Alors que le Conseil constitutionnel camerounais a clos, mercredi, l’examen des recours liés à la présidentielle du 12 octobre, Issa Tchiroma Bakary, candidat du Front pour le salut national du Cameroun (FSNC), a lancé un nouvel appel à la mobilisation nationale.
Depuis Garoua, sa ville natale, dans le nord du pays, l’ancien ministre de la Communication a diffusé une vidéo sur sa page Facebook, réaffirmant avoir remporté le scrutin « avec une marge écrasante » et accusant le pouvoir en place de vouloir lui « voler » sa victoire.
Dans ce message empreint de gravité et de ferveur patriotique, il s’est adressé directement à ses compatriotes : « Mes chers compatriotes, l’heure est grave. Nous n’accepterons pas de nous faire voler notre victoire. S’ils préfèrent menacer la sérénité et la paix du pays plutôt que d’admettre la défaite, nous répondrons par la détermination pacifique du peuple. J’invite tous les Camerounais, du nord au sud, de l’est à l’ouest, et partout où vous résidez dans le monde, à sortir comme un seul homme, dans la paix et dans l’amour de la patrie. Marchons pour la libération et pour la revendication de notre victoire. »
Ce discours, largement relayé sur les réseaux sociaux, s’inscrit dans une logique de résistance non violente. Tchiroma, qui affirme détenir des résultats couvrant près de 80 % du corps électoral, rejette toute proclamation en faveur du président sortant Paul Biya, 92 ans, au pouvoir depuis plus de quarante ans.
Huit recours rejetés par le Conseil constitutionnel
Quelques heures avant cette déclaration, le Conseil constitutionnel avait rejeté l’ensemble des huit recours introduits en contentieux électoral, ouvrant la voie à l’annonce officielle des résultats prévue pour le lundi 27 octobre.
Selon les juges, la majorité de ces recours avaient été déposés hors délai ou jugés non conformes. Le seul dossier examiné sur le fond, celui de Tomaïno Ndam Njoya, candidat de l’Union démocratique du Cameroun (UDC), a été déclaré irrecevable faute de preuves.
Les autres candidats, Joshua Osih (SDF) et Cabral Libii (PCRN), ont retiré leurs plaintes sans en préciser les raisons, laissant Issa Tchiroma Bakary seul dans sa contestation du processus électoral.
Réactions mesurées du gouvernement
La sortie médiatique du candidat du FSNC n’a pas provoqué de réaction officielle majeure. Le ministère de la Communication l’a qualifiée de « non-événement ». De son côté, Grégoire Owona, ministre du Travail et secrétaire général adjoint du RDPC, a estimé que Tchiroma « prend l’élection présidentielle pour une plaisanterie » :
> « Il n’a pas pu apporter les éléments ni à la Commission centrale, ni au contentieux. Je lui rappelle que ce sont ces instances qui décident de ce qui se passe à l’élection présidentielle. »

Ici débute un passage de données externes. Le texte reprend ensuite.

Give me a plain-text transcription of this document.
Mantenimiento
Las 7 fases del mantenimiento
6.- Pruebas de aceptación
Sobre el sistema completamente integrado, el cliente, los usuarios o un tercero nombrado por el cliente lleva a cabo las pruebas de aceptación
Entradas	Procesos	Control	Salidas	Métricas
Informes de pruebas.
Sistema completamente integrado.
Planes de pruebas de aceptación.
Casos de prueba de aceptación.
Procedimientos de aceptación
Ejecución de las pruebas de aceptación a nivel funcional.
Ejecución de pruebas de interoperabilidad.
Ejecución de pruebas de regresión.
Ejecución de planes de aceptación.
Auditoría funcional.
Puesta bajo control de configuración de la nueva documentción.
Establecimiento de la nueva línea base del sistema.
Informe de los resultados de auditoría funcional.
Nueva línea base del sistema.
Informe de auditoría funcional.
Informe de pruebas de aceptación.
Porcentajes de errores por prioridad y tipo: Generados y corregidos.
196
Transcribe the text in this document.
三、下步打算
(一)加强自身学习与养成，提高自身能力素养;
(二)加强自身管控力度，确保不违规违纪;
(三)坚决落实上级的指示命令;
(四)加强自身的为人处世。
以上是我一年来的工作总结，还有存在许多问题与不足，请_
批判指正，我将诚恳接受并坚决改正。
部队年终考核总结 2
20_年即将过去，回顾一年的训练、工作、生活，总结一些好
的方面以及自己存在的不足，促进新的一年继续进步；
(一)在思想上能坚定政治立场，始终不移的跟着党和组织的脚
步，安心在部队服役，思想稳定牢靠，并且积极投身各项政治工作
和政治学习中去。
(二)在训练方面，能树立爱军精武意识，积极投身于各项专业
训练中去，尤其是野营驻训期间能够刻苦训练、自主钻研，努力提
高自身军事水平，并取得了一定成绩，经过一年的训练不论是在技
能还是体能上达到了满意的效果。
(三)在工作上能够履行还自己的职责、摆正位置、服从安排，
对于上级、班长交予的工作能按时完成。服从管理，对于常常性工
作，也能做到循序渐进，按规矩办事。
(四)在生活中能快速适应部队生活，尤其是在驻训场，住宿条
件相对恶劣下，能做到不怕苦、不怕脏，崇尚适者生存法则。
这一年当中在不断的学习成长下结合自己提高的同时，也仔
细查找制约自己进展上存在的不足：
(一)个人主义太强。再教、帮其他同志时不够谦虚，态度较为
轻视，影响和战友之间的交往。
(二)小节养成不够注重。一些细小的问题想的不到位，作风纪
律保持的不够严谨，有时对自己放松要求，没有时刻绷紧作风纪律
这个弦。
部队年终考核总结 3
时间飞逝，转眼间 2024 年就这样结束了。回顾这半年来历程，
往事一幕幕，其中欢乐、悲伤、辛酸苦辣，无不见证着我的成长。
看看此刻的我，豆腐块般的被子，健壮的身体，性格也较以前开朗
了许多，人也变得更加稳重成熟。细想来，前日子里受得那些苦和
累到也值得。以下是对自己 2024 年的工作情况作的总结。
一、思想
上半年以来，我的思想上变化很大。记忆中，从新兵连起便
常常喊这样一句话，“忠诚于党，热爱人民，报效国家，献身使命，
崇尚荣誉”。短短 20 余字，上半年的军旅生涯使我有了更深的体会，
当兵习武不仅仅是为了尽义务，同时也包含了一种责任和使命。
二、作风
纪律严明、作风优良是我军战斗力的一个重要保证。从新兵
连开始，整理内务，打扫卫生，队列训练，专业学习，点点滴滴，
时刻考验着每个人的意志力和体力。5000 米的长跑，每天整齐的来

Pour le parti au pouvoir, le processus électoral suit son cours normal, et les appels à la mobilisation lancés par l’opposition ne devraient pas interférer avec la proclamation des résultats.
Un climat tendu dans le nord du pays
À quelques jours de cette échéance, la tension monte dans plusieurs villes du nord, bastions de Tchiroma. Des manifestations sporadiques ont été signalées à Garoua et Maroua, parfois dispersées par les forces de l’ordre.
Bien que le candidat du FSNC répète vouloir maintenir son combat dans un cadre strictement pacifique, ses déclarations traduisent la crainte d’un affrontement politique plus profond entre les institutions et la rue.
La date du 27 octobre s’annonce ainsi comme un moment décisif pour le Cameroun, partagé entre l’attente des résultats officiels et la montée des frustrations dans une partie de l’opinion.